The way Zelda is treated in her own games have always bothered me—and you’ll be hard pressed to find a bigger fan of the franchise than me—but the final fight in Skyward Sword was the first to make me physically uncomfortable. The total stripping of her agency, the use and manipulation of her body against her will, the scene had all the metaphorical undertones of sexual assault.
Zelda’s constant reduction to the damsel in distress serves no real purpose to the games, aside of course from ensuring Link gets to swoop in and save her. And considering Link is already saving all of Hyrule from total destruction, I don’t think he really needs the extra push. The damsel in distress is a tired, sexist, outdated trope that is more than ready to be retired. The time has long passed for game developers to start treating their female characters as, well characters, rather than plot devices.

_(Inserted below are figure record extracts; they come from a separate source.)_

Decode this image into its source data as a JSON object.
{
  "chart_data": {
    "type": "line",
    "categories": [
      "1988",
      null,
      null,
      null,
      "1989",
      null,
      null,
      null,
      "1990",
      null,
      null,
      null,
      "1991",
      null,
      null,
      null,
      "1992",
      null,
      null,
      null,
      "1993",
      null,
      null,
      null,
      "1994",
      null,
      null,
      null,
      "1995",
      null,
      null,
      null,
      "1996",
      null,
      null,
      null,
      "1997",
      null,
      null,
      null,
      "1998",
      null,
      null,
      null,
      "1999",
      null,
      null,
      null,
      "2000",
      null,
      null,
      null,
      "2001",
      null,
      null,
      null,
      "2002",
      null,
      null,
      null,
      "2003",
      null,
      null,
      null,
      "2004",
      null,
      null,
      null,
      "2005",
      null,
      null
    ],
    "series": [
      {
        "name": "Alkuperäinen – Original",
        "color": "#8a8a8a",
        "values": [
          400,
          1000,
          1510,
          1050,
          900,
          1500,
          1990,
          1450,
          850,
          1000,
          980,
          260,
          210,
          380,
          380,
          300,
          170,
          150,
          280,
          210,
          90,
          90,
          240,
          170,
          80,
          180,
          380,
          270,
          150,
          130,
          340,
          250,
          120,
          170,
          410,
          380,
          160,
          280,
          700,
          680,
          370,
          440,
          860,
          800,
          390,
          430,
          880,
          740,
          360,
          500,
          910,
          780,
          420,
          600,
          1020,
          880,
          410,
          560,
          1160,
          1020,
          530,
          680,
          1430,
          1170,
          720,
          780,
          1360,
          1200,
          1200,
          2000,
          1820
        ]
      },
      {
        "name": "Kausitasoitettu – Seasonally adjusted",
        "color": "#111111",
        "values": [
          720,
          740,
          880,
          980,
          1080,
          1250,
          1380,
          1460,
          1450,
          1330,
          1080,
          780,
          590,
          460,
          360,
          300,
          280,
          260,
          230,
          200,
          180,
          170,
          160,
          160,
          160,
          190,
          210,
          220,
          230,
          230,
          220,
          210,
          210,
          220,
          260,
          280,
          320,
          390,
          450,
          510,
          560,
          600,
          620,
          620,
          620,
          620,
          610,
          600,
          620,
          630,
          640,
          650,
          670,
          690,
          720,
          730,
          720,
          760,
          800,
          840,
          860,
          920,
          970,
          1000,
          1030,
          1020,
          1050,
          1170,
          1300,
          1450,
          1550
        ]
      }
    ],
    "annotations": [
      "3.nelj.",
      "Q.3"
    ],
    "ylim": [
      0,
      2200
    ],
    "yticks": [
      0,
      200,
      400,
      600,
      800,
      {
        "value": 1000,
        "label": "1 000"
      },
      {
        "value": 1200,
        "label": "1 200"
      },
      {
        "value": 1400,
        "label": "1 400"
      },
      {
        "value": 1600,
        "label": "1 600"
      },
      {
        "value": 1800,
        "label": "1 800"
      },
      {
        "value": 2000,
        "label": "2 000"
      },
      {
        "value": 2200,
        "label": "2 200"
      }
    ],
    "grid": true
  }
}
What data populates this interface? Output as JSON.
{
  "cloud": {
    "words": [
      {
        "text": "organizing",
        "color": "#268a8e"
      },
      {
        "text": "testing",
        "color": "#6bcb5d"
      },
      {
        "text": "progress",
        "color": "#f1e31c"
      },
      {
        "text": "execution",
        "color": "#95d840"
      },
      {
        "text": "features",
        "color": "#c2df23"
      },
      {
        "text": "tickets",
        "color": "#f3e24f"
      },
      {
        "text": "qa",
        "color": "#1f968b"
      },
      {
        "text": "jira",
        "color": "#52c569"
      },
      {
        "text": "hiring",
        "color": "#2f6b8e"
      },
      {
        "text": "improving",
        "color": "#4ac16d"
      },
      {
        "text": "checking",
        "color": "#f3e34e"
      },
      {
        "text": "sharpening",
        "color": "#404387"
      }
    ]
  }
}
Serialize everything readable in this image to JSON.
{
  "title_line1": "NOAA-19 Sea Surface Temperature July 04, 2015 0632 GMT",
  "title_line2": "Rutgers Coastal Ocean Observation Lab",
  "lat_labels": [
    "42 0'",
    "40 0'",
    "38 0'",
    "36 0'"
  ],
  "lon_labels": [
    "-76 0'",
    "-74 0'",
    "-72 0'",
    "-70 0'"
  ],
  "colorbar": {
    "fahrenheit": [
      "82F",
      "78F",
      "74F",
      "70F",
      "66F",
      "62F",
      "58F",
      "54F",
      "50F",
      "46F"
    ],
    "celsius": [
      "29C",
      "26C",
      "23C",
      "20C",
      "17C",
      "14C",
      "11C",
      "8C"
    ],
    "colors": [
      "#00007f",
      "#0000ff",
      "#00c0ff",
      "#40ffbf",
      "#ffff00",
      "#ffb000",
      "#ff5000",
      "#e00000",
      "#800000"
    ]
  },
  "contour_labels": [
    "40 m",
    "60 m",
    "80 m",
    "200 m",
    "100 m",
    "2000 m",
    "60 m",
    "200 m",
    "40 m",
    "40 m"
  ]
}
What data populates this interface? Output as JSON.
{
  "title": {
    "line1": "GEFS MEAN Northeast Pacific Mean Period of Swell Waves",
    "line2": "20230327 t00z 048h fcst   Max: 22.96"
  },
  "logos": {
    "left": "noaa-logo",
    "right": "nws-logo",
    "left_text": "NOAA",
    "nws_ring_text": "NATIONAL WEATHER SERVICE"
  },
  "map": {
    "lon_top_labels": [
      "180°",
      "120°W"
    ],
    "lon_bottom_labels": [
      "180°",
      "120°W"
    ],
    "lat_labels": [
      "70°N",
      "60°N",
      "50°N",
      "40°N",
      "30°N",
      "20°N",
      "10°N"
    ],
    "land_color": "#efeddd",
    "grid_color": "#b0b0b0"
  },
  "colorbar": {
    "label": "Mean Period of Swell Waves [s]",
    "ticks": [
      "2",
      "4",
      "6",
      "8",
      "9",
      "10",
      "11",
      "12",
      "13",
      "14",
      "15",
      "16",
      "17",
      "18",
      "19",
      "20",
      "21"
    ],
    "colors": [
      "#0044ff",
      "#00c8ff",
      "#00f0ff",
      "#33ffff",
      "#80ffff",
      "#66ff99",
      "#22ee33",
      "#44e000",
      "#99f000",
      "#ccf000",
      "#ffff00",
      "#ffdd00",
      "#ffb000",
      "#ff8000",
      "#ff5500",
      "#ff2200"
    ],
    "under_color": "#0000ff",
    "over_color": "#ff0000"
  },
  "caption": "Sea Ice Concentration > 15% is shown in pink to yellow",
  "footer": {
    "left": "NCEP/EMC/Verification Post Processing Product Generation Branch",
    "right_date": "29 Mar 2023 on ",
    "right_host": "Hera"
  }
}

If keeping your game from perpetuating a sexist trope isn’t enough of a reward, consider this: there is nothing special about a game where you play a hero rescuing the kidnapped princess. They are literally a dime a dozen. The storyline is predictable, boring, and frankly just plain lazy writing. By consciously deciding to avoid it—and consciously avoiding turning your female characters into stereotypical cop outs—you’ll be forced to be more creative and to spend the time coming up with a more unique concept for your game. Keeping your characters in boxes means keeping your creativity in a box too, and by removing those restrictions you give yourself the chance to create something so much better.